Vatermord und andere Familienvergnügen – Steve Toltz
Was für ein Roman! Nicht nur das er ziemlich dick ist, nein, er ist auch wirklich ein beeindruckendes Debüt eines Australiers! Der gute Herr Toltz hat ein klasse Leben vor sich, wenn er so weiterschreibt. Dieser Roman hat alles – irrwitzige Ideen, eine Verbrecher-Geschichte in der nichts so ist, wie es auf den ersten (einfachen) Blick scheint, Vater-Sohn-Erlebnisse der ganz anderen Art und viel philosophischen und skurrilen Witz. Ich habe viel gelacht, den Kopf geschüttelt, habe das Buch ungern weggelegt. Der Autor wechselt zwischen einigen Erzählpassagen hin und her – zu meinen Lieblingen gehört definitiv der Anfang, der als Erzählung des Vaters an den jungen Sohn gestaltet ist, als er ihn darüber aufklärt, das sein Onkel einer der meistgesuchten Verbrecher Australiens war… Erfrischend und so voller Charme des unangespassten. Mich hat das Buch durchweg begeistert, auch wenn Toltz an einigen wenigen Stellen etwas in Nebenhandlungen abgleitet, so bereiten diese nur den Weg zum furiosen Finale und müssen im Nachhinein genau dort stehen. Ein Feuerwerk, das sich perfekt über 800 Seiten selbst abfackelt…;-)
Süchtig nach dem Sturm – Norman Ollestad
Ein beeindruckendes Buch, noch mehr wenn man bedenkt, das Ollestad hier eine wahre und vorallem: seine eigene Geschichte erzählt. Wie er mit 11 Jahren als einziger einen Flugzeugabsturz überlebt, das allein ist schon sehr beeindruckend, seine Schilderung, wie er es schafft, in einer Gebirgskette und völlig vereisten Höhen wieder in flachere Gefilde zu gelangen – ein halbes Wunder. Dazwischen erzählt Ollestad von seiner Jugend, die von Sport (Eishockey, Skifahren und Surfen) geprägt war, vorallem durch seinen Vater, der ihn zu all diesen Sportarten ehrgeizig antrieb. Dieses Buch ist also noch mehr: eine Vater-Sohn-Beziehung die ein jähes Ende nimmt, als der Vater beim Absturz ums Leben kommt.
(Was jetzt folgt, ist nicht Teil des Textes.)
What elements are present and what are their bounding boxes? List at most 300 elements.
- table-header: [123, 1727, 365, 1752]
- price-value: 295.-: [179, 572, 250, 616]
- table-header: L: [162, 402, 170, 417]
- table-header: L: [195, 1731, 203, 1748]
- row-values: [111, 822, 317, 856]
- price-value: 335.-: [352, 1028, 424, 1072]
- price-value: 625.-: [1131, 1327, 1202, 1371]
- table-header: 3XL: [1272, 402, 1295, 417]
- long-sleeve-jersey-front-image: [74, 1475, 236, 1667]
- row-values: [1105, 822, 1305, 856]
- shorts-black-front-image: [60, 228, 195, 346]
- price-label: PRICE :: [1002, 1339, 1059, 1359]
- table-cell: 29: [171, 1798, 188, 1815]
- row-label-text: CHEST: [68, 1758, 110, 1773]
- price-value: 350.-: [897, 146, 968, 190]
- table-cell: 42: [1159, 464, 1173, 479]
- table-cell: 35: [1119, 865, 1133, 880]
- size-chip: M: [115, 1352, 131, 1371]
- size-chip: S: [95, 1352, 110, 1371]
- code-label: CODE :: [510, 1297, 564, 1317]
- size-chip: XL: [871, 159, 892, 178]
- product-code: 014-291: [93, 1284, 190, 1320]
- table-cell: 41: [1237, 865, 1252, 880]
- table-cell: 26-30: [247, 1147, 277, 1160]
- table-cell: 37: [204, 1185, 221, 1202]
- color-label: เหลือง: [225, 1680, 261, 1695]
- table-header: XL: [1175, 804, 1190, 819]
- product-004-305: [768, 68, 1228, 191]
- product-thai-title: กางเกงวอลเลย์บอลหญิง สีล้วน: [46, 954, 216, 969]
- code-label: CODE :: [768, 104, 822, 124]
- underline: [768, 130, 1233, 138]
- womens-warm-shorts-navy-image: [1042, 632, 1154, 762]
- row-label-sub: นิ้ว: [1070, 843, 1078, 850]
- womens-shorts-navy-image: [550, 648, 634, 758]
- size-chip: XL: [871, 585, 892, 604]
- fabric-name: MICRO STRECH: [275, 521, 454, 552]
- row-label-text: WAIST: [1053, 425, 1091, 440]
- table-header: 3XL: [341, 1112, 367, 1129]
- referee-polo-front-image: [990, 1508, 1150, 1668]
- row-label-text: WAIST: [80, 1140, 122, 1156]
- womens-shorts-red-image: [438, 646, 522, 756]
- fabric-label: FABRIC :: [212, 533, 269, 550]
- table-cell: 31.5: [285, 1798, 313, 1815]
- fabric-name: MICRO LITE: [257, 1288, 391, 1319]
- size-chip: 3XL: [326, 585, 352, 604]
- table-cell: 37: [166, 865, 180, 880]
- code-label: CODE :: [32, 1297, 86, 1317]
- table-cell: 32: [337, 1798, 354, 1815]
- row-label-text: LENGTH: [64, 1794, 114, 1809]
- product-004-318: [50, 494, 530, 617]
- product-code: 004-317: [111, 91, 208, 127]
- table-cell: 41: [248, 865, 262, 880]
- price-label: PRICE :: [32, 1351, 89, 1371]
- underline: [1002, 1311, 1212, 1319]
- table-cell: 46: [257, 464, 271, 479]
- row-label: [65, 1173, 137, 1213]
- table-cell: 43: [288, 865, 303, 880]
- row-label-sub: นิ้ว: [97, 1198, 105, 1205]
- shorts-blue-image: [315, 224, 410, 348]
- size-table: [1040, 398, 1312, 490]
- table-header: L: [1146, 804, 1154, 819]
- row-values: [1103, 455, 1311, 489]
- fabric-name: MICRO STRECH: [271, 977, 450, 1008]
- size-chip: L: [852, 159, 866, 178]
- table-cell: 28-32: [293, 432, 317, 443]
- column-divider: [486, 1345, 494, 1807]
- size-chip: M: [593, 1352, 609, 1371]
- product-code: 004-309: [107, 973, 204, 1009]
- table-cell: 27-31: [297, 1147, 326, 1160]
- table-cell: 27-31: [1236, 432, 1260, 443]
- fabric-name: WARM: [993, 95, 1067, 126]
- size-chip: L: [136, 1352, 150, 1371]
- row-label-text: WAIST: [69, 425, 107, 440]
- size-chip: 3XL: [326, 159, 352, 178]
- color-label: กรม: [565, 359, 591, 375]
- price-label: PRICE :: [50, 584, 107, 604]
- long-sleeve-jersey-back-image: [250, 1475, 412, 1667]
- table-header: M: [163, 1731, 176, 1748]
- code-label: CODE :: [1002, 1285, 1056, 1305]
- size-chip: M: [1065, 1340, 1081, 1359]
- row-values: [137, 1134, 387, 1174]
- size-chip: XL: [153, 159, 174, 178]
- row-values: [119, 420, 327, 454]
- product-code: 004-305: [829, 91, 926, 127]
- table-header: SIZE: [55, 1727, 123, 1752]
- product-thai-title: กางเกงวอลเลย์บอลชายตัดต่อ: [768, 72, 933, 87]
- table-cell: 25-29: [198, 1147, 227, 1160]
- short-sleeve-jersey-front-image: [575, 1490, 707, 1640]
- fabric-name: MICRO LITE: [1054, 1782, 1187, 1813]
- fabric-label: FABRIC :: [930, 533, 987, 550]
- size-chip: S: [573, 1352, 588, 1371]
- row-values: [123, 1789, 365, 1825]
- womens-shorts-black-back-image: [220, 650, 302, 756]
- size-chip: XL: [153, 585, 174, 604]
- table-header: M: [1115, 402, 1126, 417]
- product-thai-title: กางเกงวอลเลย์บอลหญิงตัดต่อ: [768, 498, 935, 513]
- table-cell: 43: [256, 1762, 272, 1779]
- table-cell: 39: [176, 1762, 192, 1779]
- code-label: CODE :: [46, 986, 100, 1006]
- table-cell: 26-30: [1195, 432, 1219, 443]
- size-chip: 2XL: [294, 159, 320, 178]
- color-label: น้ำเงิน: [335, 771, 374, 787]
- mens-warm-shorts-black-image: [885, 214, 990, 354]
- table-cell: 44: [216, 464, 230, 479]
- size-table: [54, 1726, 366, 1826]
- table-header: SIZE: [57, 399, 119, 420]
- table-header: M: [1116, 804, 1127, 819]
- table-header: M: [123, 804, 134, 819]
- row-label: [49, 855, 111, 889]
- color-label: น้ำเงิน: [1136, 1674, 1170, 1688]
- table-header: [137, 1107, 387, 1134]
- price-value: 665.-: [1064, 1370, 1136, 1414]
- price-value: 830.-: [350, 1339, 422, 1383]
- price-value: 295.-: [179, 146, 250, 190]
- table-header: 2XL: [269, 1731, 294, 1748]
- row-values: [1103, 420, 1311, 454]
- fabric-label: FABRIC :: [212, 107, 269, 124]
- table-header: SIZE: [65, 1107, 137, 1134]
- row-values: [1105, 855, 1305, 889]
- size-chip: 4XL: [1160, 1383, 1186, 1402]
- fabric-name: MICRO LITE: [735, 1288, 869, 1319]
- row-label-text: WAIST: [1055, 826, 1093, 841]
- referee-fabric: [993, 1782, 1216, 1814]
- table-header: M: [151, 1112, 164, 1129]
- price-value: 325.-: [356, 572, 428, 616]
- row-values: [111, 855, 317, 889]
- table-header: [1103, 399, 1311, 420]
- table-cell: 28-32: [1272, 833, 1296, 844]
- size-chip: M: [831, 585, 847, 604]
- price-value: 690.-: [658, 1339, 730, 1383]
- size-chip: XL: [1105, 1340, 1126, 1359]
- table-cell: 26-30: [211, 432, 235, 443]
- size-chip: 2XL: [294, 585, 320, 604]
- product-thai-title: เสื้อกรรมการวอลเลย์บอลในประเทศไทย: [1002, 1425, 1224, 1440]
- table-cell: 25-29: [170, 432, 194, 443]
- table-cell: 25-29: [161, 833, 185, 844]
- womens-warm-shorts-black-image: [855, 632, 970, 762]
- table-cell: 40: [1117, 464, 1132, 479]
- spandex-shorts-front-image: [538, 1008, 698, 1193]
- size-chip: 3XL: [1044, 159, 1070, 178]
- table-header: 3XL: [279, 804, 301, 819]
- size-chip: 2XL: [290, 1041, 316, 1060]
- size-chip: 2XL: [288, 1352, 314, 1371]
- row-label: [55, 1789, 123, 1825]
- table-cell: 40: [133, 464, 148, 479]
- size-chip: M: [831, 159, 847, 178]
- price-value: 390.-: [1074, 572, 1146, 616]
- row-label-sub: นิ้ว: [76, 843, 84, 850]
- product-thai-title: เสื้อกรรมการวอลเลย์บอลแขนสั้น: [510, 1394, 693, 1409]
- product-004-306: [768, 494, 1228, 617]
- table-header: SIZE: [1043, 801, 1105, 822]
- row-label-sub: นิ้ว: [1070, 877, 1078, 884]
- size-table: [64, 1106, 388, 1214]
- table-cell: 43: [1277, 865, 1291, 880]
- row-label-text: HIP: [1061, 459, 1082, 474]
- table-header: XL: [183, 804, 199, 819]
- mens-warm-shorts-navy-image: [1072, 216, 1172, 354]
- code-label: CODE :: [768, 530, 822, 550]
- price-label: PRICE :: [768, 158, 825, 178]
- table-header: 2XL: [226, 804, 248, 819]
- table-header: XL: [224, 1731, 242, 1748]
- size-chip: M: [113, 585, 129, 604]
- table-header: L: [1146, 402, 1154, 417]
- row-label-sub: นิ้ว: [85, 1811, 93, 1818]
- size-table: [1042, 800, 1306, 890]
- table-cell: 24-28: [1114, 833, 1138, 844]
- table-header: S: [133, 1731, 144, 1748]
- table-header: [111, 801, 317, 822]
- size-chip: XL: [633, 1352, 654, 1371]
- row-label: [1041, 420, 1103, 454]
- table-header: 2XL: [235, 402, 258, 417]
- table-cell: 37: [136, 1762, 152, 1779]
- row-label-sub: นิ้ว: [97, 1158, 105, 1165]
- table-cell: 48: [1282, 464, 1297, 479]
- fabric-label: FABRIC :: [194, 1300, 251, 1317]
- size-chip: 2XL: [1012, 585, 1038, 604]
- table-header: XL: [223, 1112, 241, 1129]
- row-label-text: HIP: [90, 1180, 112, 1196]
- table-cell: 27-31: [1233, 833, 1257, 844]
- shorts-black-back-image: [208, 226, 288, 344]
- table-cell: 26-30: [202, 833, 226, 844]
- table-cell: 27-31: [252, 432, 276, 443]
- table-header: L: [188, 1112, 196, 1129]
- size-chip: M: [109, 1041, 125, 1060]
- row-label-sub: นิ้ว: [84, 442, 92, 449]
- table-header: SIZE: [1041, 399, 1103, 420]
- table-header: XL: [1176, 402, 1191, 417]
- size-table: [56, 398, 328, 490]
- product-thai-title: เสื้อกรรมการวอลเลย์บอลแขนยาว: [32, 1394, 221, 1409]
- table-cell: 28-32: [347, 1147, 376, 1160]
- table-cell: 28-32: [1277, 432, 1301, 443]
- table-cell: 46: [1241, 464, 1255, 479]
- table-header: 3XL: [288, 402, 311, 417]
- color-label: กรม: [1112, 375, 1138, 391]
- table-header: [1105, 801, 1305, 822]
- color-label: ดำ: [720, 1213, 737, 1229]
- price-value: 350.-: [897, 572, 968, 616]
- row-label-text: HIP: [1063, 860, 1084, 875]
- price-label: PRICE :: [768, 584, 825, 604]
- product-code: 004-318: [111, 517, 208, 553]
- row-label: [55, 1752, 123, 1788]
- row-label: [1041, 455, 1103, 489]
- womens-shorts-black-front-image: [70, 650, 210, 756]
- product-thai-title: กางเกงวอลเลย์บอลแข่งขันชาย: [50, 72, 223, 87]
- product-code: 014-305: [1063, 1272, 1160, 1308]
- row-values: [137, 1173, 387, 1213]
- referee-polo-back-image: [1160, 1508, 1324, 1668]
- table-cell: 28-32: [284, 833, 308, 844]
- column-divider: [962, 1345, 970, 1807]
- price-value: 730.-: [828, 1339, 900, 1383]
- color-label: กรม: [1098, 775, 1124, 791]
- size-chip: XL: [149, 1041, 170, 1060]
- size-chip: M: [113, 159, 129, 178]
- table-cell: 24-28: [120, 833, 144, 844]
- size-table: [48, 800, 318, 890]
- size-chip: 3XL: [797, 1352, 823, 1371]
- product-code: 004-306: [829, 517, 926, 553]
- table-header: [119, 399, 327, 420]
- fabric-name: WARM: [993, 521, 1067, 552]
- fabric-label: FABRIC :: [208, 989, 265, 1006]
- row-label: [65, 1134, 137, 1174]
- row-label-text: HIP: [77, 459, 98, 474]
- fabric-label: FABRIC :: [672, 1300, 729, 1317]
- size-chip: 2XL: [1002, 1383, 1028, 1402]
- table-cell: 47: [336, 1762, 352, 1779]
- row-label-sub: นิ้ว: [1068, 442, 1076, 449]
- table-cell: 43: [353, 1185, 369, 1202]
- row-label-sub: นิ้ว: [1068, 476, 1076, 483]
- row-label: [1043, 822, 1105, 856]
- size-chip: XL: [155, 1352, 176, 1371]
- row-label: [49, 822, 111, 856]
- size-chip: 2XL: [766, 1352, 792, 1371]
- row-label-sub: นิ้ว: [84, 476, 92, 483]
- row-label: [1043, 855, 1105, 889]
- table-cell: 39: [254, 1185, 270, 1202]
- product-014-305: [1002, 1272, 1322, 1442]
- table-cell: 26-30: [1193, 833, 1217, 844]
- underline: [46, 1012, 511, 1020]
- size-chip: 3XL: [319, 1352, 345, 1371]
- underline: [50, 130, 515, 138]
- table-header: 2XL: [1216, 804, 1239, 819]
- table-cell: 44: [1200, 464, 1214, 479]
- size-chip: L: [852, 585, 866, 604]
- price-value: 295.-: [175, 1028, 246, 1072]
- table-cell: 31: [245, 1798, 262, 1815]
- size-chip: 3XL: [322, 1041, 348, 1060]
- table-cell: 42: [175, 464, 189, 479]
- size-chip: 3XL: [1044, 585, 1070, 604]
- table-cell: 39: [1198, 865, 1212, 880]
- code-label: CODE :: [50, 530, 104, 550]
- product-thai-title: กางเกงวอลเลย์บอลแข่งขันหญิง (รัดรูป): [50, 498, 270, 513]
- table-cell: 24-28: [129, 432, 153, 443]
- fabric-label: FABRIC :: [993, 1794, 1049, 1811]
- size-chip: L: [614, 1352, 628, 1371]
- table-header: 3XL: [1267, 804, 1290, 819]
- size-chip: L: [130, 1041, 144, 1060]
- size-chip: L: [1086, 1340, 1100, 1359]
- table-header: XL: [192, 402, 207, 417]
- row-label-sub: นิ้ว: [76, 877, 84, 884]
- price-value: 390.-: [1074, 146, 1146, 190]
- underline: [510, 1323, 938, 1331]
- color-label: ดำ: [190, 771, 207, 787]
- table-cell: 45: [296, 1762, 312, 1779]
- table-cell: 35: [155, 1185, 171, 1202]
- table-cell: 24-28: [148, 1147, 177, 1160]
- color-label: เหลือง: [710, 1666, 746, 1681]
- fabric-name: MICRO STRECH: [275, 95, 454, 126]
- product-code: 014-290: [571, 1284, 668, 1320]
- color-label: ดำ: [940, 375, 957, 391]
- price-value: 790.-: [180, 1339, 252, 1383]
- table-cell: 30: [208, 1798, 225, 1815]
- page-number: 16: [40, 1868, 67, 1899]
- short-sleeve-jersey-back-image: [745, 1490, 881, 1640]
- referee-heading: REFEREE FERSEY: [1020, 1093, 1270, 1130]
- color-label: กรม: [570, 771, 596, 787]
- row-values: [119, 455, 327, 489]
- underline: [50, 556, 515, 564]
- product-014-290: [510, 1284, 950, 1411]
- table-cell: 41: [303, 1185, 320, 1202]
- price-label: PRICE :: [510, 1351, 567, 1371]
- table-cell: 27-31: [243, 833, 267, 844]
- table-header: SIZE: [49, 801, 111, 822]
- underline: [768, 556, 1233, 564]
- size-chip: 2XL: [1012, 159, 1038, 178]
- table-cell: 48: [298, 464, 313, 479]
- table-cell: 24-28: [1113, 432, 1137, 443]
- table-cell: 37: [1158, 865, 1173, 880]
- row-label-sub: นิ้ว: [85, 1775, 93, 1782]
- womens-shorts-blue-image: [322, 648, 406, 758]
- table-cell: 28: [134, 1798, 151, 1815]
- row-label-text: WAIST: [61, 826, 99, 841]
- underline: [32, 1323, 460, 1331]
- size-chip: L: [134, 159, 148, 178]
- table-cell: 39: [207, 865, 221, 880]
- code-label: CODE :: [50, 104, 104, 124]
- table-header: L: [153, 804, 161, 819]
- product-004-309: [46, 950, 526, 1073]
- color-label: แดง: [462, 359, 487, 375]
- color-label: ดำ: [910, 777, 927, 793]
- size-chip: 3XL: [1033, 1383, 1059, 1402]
Dieses Zusammenspiel und auch die Fragen, die Ollestad aufwirft, ob er durch seine Jugend auf diesen Abstieg vorbereitet wurde, wie wir unsere Kinder vorbereiten können – wie er den Ehrgeiz seines Vaters damals erlebte – das ist packender als so mancher, komplett erfundender Roman.Mich hat er danach jedenfalls noch sehr lange beschäftigt…
Ich empfehle auch hier den http://www.youtube.com/watch?v=jFg-HtYcSXQ bei youtube mit einem Interview des Autors – sehenswert!
Die Straße – Cormac McCarty
Ein Weltuntergangsszenario – obwohl die Geschehnisse im Dunkeln bleiben. Ein Vater und sein Sohn wandern, nur mit dem allernötigsten, durch ein zerstörtes Amerika, der Tod ist allgegenwärtig. Das Buch ist düster, auch durchaus bedrückend. Ich kann nur meine Stimmung beschreiben – mich hat es nicht so sehr berührt, weil Vater und Sohn so anonym bleiben und für mich auch ihre Beweggründe für die Flucht an die Küste. Vom Stil her einige wirklich gute Szenen aber es hat mich wirklich nicht grade mitgerissen – mir fehlte das persönliche und auch ein wenig Handlung.
Empörung – Philip Roth
Wow! Mein erster Philip Roth und ich verstehe, warum der Mann so oft gelobt wird. Er hat einen sehr klaren Ausdruck, sehr einfach aber nicht ohne Anspruch. Erzählt wird in diesem kurzen Roman die Geschichte eines Metzgersohnes der im Jahre 1951, während des Koreakrieges, um der elterlichen Sorge zu entgehen, an ein weit entferntes College flieht. Klingt langweilig? Ist es aber nicht! Die verdrehten Moralvorstellungen, die eigentlich so “einfache Welt” verdeckt das im Getriebe ganz gehörig Sand steckt. Toller Stil, regt zum Nachdenken an und vielen Fragen. Richtig gut!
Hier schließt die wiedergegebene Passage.